Marine Discovery Ecology 450 Phylum Arthropoda (shrimp, crabs, barnacles, isopods, etc.)

  • Exoskeleton is made up of stiff cuticle made largely of chitin and proteins, can be further stiffened with calcium carbonate
  • Distinct segmented bodies (Tagmosis→ head, thorax, abdomen)

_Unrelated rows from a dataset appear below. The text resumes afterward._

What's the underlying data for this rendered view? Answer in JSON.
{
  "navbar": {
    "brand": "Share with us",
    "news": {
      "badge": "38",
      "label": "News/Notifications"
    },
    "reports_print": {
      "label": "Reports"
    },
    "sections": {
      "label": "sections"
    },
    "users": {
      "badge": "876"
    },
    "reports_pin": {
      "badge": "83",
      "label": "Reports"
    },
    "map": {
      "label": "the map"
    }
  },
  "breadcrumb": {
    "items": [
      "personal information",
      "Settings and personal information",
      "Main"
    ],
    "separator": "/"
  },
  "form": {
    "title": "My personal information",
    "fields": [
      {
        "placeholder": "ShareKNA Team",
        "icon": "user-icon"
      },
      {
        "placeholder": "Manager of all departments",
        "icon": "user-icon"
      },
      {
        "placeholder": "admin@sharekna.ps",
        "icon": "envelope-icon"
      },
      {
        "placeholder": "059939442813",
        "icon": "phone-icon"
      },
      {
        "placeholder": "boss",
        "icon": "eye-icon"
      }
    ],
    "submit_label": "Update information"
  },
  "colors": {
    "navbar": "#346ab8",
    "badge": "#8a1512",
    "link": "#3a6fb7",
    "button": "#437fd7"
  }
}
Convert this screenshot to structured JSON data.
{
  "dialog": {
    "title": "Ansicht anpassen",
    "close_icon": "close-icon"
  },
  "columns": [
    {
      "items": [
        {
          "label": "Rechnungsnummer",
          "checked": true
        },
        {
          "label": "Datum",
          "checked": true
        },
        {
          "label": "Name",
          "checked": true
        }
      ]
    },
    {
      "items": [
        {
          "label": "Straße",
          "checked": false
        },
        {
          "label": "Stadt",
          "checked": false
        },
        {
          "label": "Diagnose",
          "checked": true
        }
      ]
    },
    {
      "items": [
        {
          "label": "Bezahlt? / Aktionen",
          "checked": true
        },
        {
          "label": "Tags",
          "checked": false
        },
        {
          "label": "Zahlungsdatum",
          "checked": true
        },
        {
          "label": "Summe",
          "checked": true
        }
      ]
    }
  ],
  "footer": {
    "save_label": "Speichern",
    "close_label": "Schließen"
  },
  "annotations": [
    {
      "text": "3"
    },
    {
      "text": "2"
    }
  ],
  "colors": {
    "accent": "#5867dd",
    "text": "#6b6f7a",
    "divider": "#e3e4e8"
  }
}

  • Trilobites were the dominant arthropod during the early paleozoic
  • The exoskeleton provides structure for the muscles to pull, reduces the loss of water, and protects them from physical dangers
  • Chitin is laid with plates, with joints between them
  • Some have uniramous appendages (legs with single branch) , rest has biramous. Outer is often a flattened gill, inner is for walking, reproducing, grasping or chewing

Madreporite: Where the starfish absorbs water; helps circulate water through its water vasular system. Ambulacral groove: It catches food and moves it towards the mouth, working together with its suction cups/ foot i think idk. Anus and mouth is on the same side (up side) lul.